The above video is a Commodities Boom discussion panel put on by the Milken Institute 2012 Global Conference. (April 30, 2012)
Maclean’s is the largest circulation weekly news magazine in Canada, reporting on Canadian issues such as politics, pop culture, and current events. The interview below, with economist Dambisa Moyo, comes from the June 4, 2012 issue of the magazine.

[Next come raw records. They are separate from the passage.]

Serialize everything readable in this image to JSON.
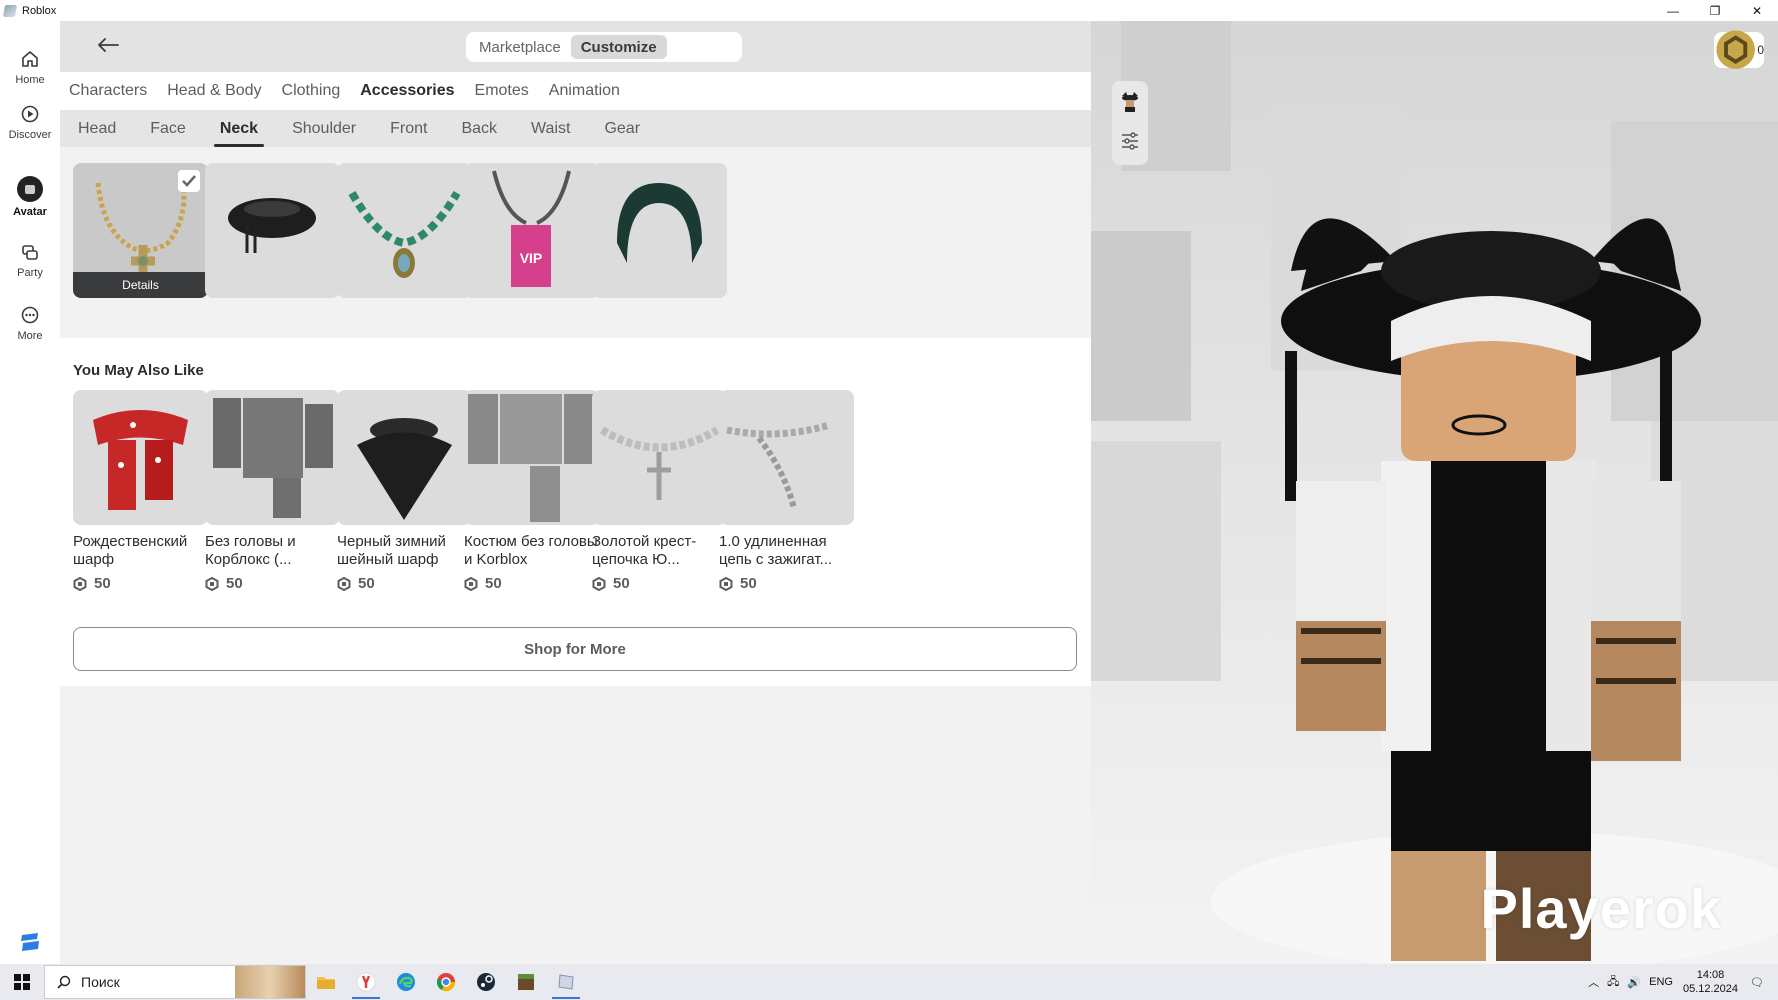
{
  "window": {
    "title": "Roblox"
  },
  "nav": {
    "items": [
      {
        "label": "Home",
        "icon": "home-icon"
      },
      {
        "label": "Discover",
        "icon": "play-circle-icon"
      },
      {
        "label": "Avatar",
        "icon": "avatar-icon"
      },
      {
        "label": "Party",
        "icon": "party-icon"
      },
      {
        "label": "More",
        "icon": "more-icon"
      }
    ]
  },
  "header": {
    "segments": [
      {
        "label": "Marketplace",
        "active": false
      },
      {
        "label": "Customize",
        "active": true
      }
    ]
  },
  "categories": [
    "Characters",
    "Head & Body",
    "Clothing",
    "Accessories",
    "Emotes",
    "Animation"
  ],
  "active_category": "Accessories",
  "subcategories": [
    "Head",
    "Face",
    "Neck",
    "Shoulder",
    "Front",
    "Back",
    "Waist",
    "Gear"
  ],
  "active_subcategory": "Neck",
  "owned": {
    "details_label": "Details",
    "items": [
      {
        "icon": "gold-cross-necklace",
        "selected": true
      },
      {
        "icon": "black-collar",
        "selected": false
      },
      {
        "icon": "jade-bead-necklace",
        "selected": false
      },
      {
        "icon": "vip-lanyard",
        "selected": false
      },
      {
        "icon": "dark-green-scarf",
        "selected": false
      }
    ]
  },
  "recommendations": {
    "title": "You May Also Like",
    "items": [
      {
        "name": "Рождественский шарф",
        "price": "50",
        "icon": "red-christmas-scarf"
      },
      {
        "name": "Без головы и Корблокс (...",
        "price": "50",
        "icon": "headless-korblox"
      },
      {
        "name": "Черный зимний шейный шарф",
        "price": "50",
        "icon": "black-winter-scarf"
      },
      {
        "name": "Костюм без головы и Korblox",
        "price": "50",
        "icon": "headless-korblox-suit"
      },
      {
        "name": "Золотой крест-цепочка Ю...",
        "price": "50",
        "icon": "cross-chain"
      },
      {
        "name": "1.0 удлиненная цепь с зажигат...",
        "price": "50",
        "icon": "long-chain-lighter"
      }
    ],
    "shop_button": "Shop for More"
  },
  "viewport": {
    "robux_balance": "0",
    "watermark": "Playerok"
  },
  "taskbar": {
    "search_placeholder": "Поиск",
    "language": "ENG",
    "time": "14:08",
    "date": "05.12.2024"
  },
  "colors": {
    "accent": "#2b2d2f",
    "panel_bg": "#f2f2f3",
    "taskbar_accent": "#3a78d8"
  }
}
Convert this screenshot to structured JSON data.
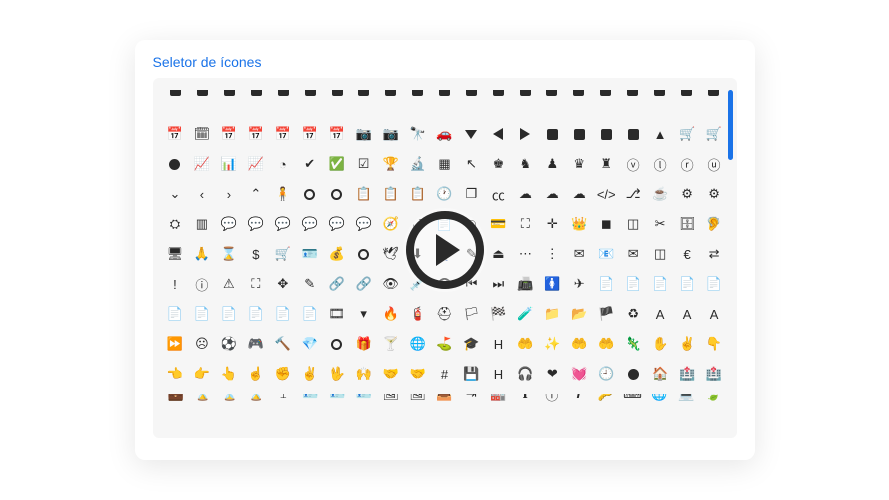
{
  "title": "Seletor de ícones",
  "colors": {
    "accent": "#1a73e8",
    "icon": "#2a2a2a",
    "panel": "#f6f6f6"
  },
  "play_button": {
    "label": "Play",
    "visible": true
  },
  "scrollbar": {
    "position": 0.04
  },
  "columns": 21,
  "rows": [
    {
      "partial": "top",
      "icons": [
        {
          "n": "icon-unknown-0"
        },
        {
          "n": "icon-unknown-1"
        },
        {
          "n": "icon-unknown-2"
        },
        {
          "n": "icon-unknown-3"
        },
        {
          "n": "icon-unknown-4"
        },
        {
          "n": "icon-unknown-5"
        },
        {
          "n": "icon-unknown-6"
        },
        {
          "n": "icon-unknown-7"
        },
        {
          "n": "icon-unknown-8"
        },
        {
          "n": "icon-unknown-9"
        },
        {
          "n": "icon-unknown-10"
        },
        {
          "n": "icon-unknown-11"
        },
        {
          "n": "icon-unknown-12"
        },
        {
          "n": "icon-unknown-13"
        },
        {
          "n": "icon-unknown-14"
        },
        {
          "n": "icon-unknown-15"
        },
        {
          "n": "icon-unknown-16"
        },
        {
          "n": "icon-unknown-17"
        },
        {
          "n": "icon-unknown-18"
        },
        {
          "n": "icon-unknown-19"
        },
        {
          "n": "icon-unknown-20"
        }
      ]
    },
    {
      "icons": [
        {
          "n": "calendar-icon",
          "g": "📅"
        },
        {
          "n": "calendar-alt-icon",
          "g": "🗓"
        },
        {
          "n": "calendar-check-icon",
          "g": "📅"
        },
        {
          "n": "calendar-minus-icon",
          "g": "📅"
        },
        {
          "n": "calendar-plus-icon",
          "g": "📅"
        },
        {
          "n": "calendar-day-icon",
          "g": "📅"
        },
        {
          "n": "calendar-week-icon",
          "g": "📅"
        },
        {
          "n": "camera-icon",
          "g": "📷"
        },
        {
          "n": "camera-retro-icon",
          "g": "📷"
        },
        {
          "n": "binoculars-icon",
          "g": "🔭"
        },
        {
          "n": "car-icon",
          "g": "🚗"
        },
        {
          "n": "caret-down-icon",
          "s": "tri-d"
        },
        {
          "n": "caret-left-icon",
          "s": "tri-l"
        },
        {
          "n": "caret-right-icon",
          "s": "tri-r"
        },
        {
          "n": "caret-square-down-icon",
          "s": "sq"
        },
        {
          "n": "caret-square-left-icon",
          "s": "sq"
        },
        {
          "n": "caret-square-right-icon",
          "s": "sq"
        },
        {
          "n": "caret-square-up-icon",
          "s": "sq"
        },
        {
          "n": "caret-up-icon",
          "g": "▲"
        },
        {
          "n": "shopping-cart-icon",
          "g": "🛒"
        },
        {
          "n": "cart-plus-icon",
          "g": "🛒"
        }
      ]
    },
    {
      "icons": [
        {
          "n": "circle-icon",
          "s": "dot"
        },
        {
          "n": "chart-area-icon",
          "g": "📈"
        },
        {
          "n": "chart-bar-icon",
          "g": "📊"
        },
        {
          "n": "chart-line-icon",
          "g": "📈"
        },
        {
          "n": "chart-pie-icon",
          "g": "◔"
        },
        {
          "n": "check-icon",
          "g": "✔"
        },
        {
          "n": "check-circle-icon",
          "g": "✅"
        },
        {
          "n": "check-square-icon",
          "g": "☑"
        },
        {
          "n": "trophy-icon",
          "g": "🏆"
        },
        {
          "n": "microscope-icon",
          "g": "🔬"
        },
        {
          "n": "chess-board-icon",
          "g": "▦"
        },
        {
          "n": "cursor-icon",
          "g": "↖"
        },
        {
          "n": "chess-king-icon",
          "g": "♚"
        },
        {
          "n": "chess-knight-icon",
          "g": "♞"
        },
        {
          "n": "chess-pawn-icon",
          "g": "♟"
        },
        {
          "n": "chess-queen-icon",
          "g": "♛"
        },
        {
          "n": "chess-rook-icon",
          "g": "♜"
        },
        {
          "n": "chevron-circle-down-icon",
          "g": "ⓥ"
        },
        {
          "n": "chevron-circle-left-icon",
          "g": "ⓛ"
        },
        {
          "n": "chevron-circle-right-icon",
          "g": "ⓡ"
        },
        {
          "n": "chevron-circle-up-icon",
          "g": "ⓤ"
        }
      ]
    },
    {
      "icons": [
        {
          "n": "chevron-down-icon",
          "g": "⌄"
        },
        {
          "n": "chevron-left-icon",
          "g": "‹"
        },
        {
          "n": "chevron-right-icon",
          "g": "›"
        },
        {
          "n": "chevron-up-icon",
          "g": "⌃"
        },
        {
          "n": "child-icon",
          "g": "🧍"
        },
        {
          "n": "circle-outline-icon",
          "s": "ring"
        },
        {
          "n": "circle-notch-icon",
          "s": "ring"
        },
        {
          "n": "clipboard-icon",
          "g": "📋"
        },
        {
          "n": "clipboard-check-icon",
          "g": "📋"
        },
        {
          "n": "clipboard-list-icon",
          "g": "📋"
        },
        {
          "n": "clock-icon",
          "g": "🕐"
        },
        {
          "n": "clone-icon",
          "g": "❐"
        },
        {
          "n": "closed-captioning-icon",
          "g": "㏄"
        },
        {
          "n": "cloud-icon",
          "g": "☁"
        },
        {
          "n": "cloud-download-icon",
          "g": "☁"
        },
        {
          "n": "cloud-upload-icon",
          "g": "☁"
        },
        {
          "n": "code-icon",
          "g": "</>"
        },
        {
          "n": "code-branch-icon",
          "g": "⎇"
        },
        {
          "n": "coffee-icon",
          "g": "☕"
        },
        {
          "n": "cog-icon",
          "g": "⚙"
        },
        {
          "n": "cogs-icon",
          "g": "⚙"
        }
      ]
    },
    {
      "icons": [
        {
          "n": "sliders-icon",
          "g": "⛭"
        },
        {
          "n": "columns-icon",
          "g": "▥"
        },
        {
          "n": "comment-icon",
          "g": "💬"
        },
        {
          "n": "comment-alt-icon",
          "g": "💬"
        },
        {
          "n": "comment-dots-icon",
          "g": "💬"
        },
        {
          "n": "comments-icon",
          "g": "💬"
        },
        {
          "n": "comment-slash-icon",
          "g": "💬"
        },
        {
          "n": "comments-alt-icon",
          "g": "💬"
        },
        {
          "n": "compass-icon",
          "g": "🧭"
        },
        {
          "n": "compress-icon",
          "g": "⤢"
        },
        {
          "n": "copy-icon",
          "g": "📄"
        },
        {
          "n": "copyright-icon",
          "g": "©"
        },
        {
          "n": "credit-card-icon",
          "g": "💳"
        },
        {
          "n": "crop-icon",
          "g": "⛶"
        },
        {
          "n": "crosshairs-icon",
          "g": "✛"
        },
        {
          "n": "crown-icon",
          "g": "👑"
        },
        {
          "n": "cube-icon",
          "g": "◼"
        },
        {
          "n": "cubes-icon",
          "g": "◫"
        },
        {
          "n": "cut-icon",
          "g": "✂"
        },
        {
          "n": "database-icon",
          "g": "🗄"
        },
        {
          "n": "deaf-icon",
          "g": "🦻"
        }
      ]
    },
    {
      "icons": [
        {
          "n": "desktop-icon",
          "g": "🖥"
        },
        {
          "n": "person-pray-icon",
          "g": "🙏"
        },
        {
          "n": "hourglass-icon",
          "g": "⌛"
        },
        {
          "n": "dollar-sign-icon",
          "g": "$"
        },
        {
          "n": "dolly-icon",
          "g": "🛒"
        },
        {
          "n": "id-badge-icon",
          "g": "🪪"
        },
        {
          "n": "donate-icon",
          "g": "💰"
        },
        {
          "n": "dot-circle-icon",
          "s": "ring"
        },
        {
          "n": "dove-icon",
          "g": "🕊"
        },
        {
          "n": "download-icon",
          "g": "⬇"
        },
        {
          "n": "dumbbell-icon",
          "g": "🏋"
        },
        {
          "n": "edit-icon",
          "g": "✎"
        },
        {
          "n": "eject-icon",
          "g": "⏏"
        },
        {
          "n": "ellipsis-h-icon",
          "g": "⋯"
        },
        {
          "n": "ellipsis-v-icon",
          "g": "⋮"
        },
        {
          "n": "envelope-icon",
          "g": "✉"
        },
        {
          "n": "envelope-open-icon",
          "g": "📧"
        },
        {
          "n": "envelope-square-icon",
          "g": "✉"
        },
        {
          "n": "eraser-icon",
          "g": "◫"
        },
        {
          "n": "euro-sign-icon",
          "g": "€"
        },
        {
          "n": "exchange-icon",
          "g": "⇄"
        }
      ]
    },
    {
      "icons": [
        {
          "n": "exclamation-icon",
          "g": "!"
        },
        {
          "n": "exclamation-circle-icon",
          "g": "ⓘ"
        },
        {
          "n": "exclamation-triangle-icon",
          "g": "⚠"
        },
        {
          "n": "expand-icon",
          "g": "⛶"
        },
        {
          "n": "expand-arrows-icon",
          "g": "✥"
        },
        {
          "n": "edit-square-icon",
          "g": "✎"
        },
        {
          "n": "link-icon",
          "g": "🔗"
        },
        {
          "n": "link-square-icon",
          "g": "🔗"
        },
        {
          "n": "eye-icon",
          "g": "👁"
        },
        {
          "n": "eye-dropper-icon",
          "g": "💉"
        },
        {
          "n": "eye-slash-icon",
          "g": "👁"
        },
        {
          "n": "fast-backward-icon",
          "g": "⏮"
        },
        {
          "n": "fast-forward-icon",
          "g": "⏭"
        },
        {
          "n": "fax-icon",
          "g": "📠"
        },
        {
          "n": "female-icon",
          "g": "🚺"
        },
        {
          "n": "fighter-jet-icon",
          "g": "✈"
        },
        {
          "n": "file-icon",
          "g": "📄"
        },
        {
          "n": "file-alt-icon",
          "g": "📄"
        },
        {
          "n": "file-archive-icon",
          "g": "📄"
        },
        {
          "n": "file-audio-icon",
          "g": "📄"
        },
        {
          "n": "file-code-icon",
          "g": "📄"
        }
      ]
    },
    {
      "icons": [
        {
          "n": "file-excel-icon",
          "g": "📄"
        },
        {
          "n": "file-image-icon",
          "g": "📄"
        },
        {
          "n": "file-pdf-icon",
          "g": "📄"
        },
        {
          "n": "file-powerpoint-icon",
          "g": "📄"
        },
        {
          "n": "file-video-icon",
          "g": "📄"
        },
        {
          "n": "file-word-icon",
          "g": "📄"
        },
        {
          "n": "film-icon",
          "g": "🎞"
        },
        {
          "n": "filter-icon",
          "g": "▾"
        },
        {
          "n": "fire-icon",
          "g": "🔥"
        },
        {
          "n": "fire-extinguisher-icon",
          "g": "🧯"
        },
        {
          "n": "first-aid-icon",
          "g": "⛑"
        },
        {
          "n": "flag-icon",
          "g": "🏳"
        },
        {
          "n": "flag-checkered-icon",
          "g": "🏁"
        },
        {
          "n": "flask-icon",
          "g": "🧪"
        },
        {
          "n": "folder-icon",
          "g": "📁"
        },
        {
          "n": "folder-open-icon",
          "g": "📂"
        },
        {
          "n": "font-awesome-icon",
          "g": "🏴"
        },
        {
          "n": "recycle-icon",
          "g": "♻"
        },
        {
          "n": "font-icon",
          "g": "A"
        },
        {
          "n": "text-height-icon",
          "g": "A"
        },
        {
          "n": "text-width-icon",
          "g": "A"
        }
      ]
    },
    {
      "icons": [
        {
          "n": "forward-icon",
          "g": "⏩"
        },
        {
          "n": "frown-icon",
          "g": "☹"
        },
        {
          "n": "futbol-icon",
          "g": "⚽"
        },
        {
          "n": "gamepad-icon",
          "g": "🎮"
        },
        {
          "n": "gavel-icon",
          "g": "🔨"
        },
        {
          "n": "gem-icon",
          "g": "💎"
        },
        {
          "n": "genderless-icon",
          "s": "ring"
        },
        {
          "n": "gift-icon",
          "g": "🎁"
        },
        {
          "n": "glass-martini-icon",
          "g": "🍸"
        },
        {
          "n": "globe-icon",
          "g": "🌐"
        },
        {
          "n": "golf-ball-icon",
          "g": "⛳"
        },
        {
          "n": "graduation-cap-icon",
          "g": "🎓"
        },
        {
          "n": "h-square-icon",
          "g": "H"
        },
        {
          "n": "hand-holding-icon",
          "g": "🤲"
        },
        {
          "n": "hand-sparkles-icon",
          "g": "✨"
        },
        {
          "n": "hand-holding-heart-icon",
          "g": "🤲"
        },
        {
          "n": "hand-holding-usd-icon",
          "g": "🤲"
        },
        {
          "n": "hand-lizard-icon",
          "g": "🦎"
        },
        {
          "n": "hand-paper-icon",
          "g": "✋"
        },
        {
          "n": "hand-peace-icon",
          "g": "✌"
        },
        {
          "n": "hand-point-down-icon",
          "g": "👇"
        }
      ]
    },
    {
      "icons": [
        {
          "n": "hand-point-left-icon",
          "g": "👈"
        },
        {
          "n": "hand-point-right-icon",
          "g": "👉"
        },
        {
          "n": "hand-point-up-icon",
          "g": "👆"
        },
        {
          "n": "hand-pointer-icon",
          "g": "☝"
        },
        {
          "n": "hand-rock-icon",
          "g": "✊"
        },
        {
          "n": "hand-scissors-icon",
          "g": "✌"
        },
        {
          "n": "hand-spock-icon",
          "g": "🖖"
        },
        {
          "n": "hands-icon",
          "g": "🙌"
        },
        {
          "n": "hands-helping-icon",
          "g": "🤝"
        },
        {
          "n": "handshake-icon",
          "g": "🤝"
        },
        {
          "n": "hashtag-icon",
          "g": "#"
        },
        {
          "n": "hdd-icon",
          "g": "💾"
        },
        {
          "n": "heading-icon",
          "g": "H"
        },
        {
          "n": "headphones-icon",
          "g": "🎧"
        },
        {
          "n": "heart-icon",
          "g": "❤"
        },
        {
          "n": "heartbeat-icon",
          "g": "💓"
        },
        {
          "n": "history-icon",
          "g": "🕘"
        },
        {
          "n": "hockey-puck-icon",
          "s": "dot"
        },
        {
          "n": "home-icon",
          "g": "🏠"
        },
        {
          "n": "hospital-icon",
          "g": "🏥"
        },
        {
          "n": "hospital-alt-icon",
          "g": "🏥"
        }
      ]
    },
    {
      "partial": "bottom",
      "icons": [
        {
          "n": "briefcase-icon",
          "g": "💼"
        },
        {
          "n": "hourglass-end-icon",
          "g": "⌛"
        },
        {
          "n": "hourglass-half-icon",
          "g": "⏳"
        },
        {
          "n": "hourglass-start-icon",
          "g": "⌛"
        },
        {
          "n": "i-cursor-icon",
          "g": "𝙸"
        },
        {
          "n": "id-badge-2-icon",
          "g": "🪪"
        },
        {
          "n": "id-card-icon",
          "g": "🪪"
        },
        {
          "n": "id-card-alt-icon",
          "g": "🪪"
        },
        {
          "n": "image-icon",
          "g": "🖼"
        },
        {
          "n": "images-icon",
          "g": "🖼"
        },
        {
          "n": "inbox-icon",
          "g": "📥"
        },
        {
          "n": "indent-icon",
          "g": "⇥"
        },
        {
          "n": "industry-icon",
          "g": "🏭"
        },
        {
          "n": "info-icon",
          "g": "ℹ"
        },
        {
          "n": "info-circle-icon",
          "g": "ⓘ"
        },
        {
          "n": "italic-icon",
          "g": "𝑰"
        },
        {
          "n": "key-icon",
          "g": "🔑"
        },
        {
          "n": "keyboard-icon",
          "g": "⌨"
        },
        {
          "n": "language-icon",
          "g": "🌐"
        },
        {
          "n": "laptop-icon",
          "g": "💻"
        },
        {
          "n": "leaf-icon",
          "g": "🍃"
        }
      ]
    }
  ]
}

Zambian-born, Oxford- and Harvard-trained economist Dambisa Moyo, 43, first rose to prominence with her bestselling 2009 polemic Dead Aid. In it she argued that development aid from rich countries to poor African nations has left the continent mired in dependency, corruption, market distortion and deeper poverty. In her new book, Winner Take All: China’s Race for Resources and What It Means for the World, Moyo rings a new alarm. Only China, she believes, has realized the pressure that rising world prosperity is placing on increasingly scarce commodities, and has begun to act accordingly.
Q: You are a free-market economist, but here you are expressing a limits-to-growth view.
A: Three billion new people will join the middle class by 2030. This is a positive trend toward a wealthier and more inclusive global order, and it will not be possible without healthy levels of economic growth. My concern is the limits to the kind of economic growth now under way. There is increasing demand for land, water, energy and minerals that far exceeds the diminishing supply.
Q: The situation you describe seems Malthusian: peak oil—and peak land, peak water, peak minerals—writ large. Wouldn’t free-market determinists respond that either the market or technological change will see us through?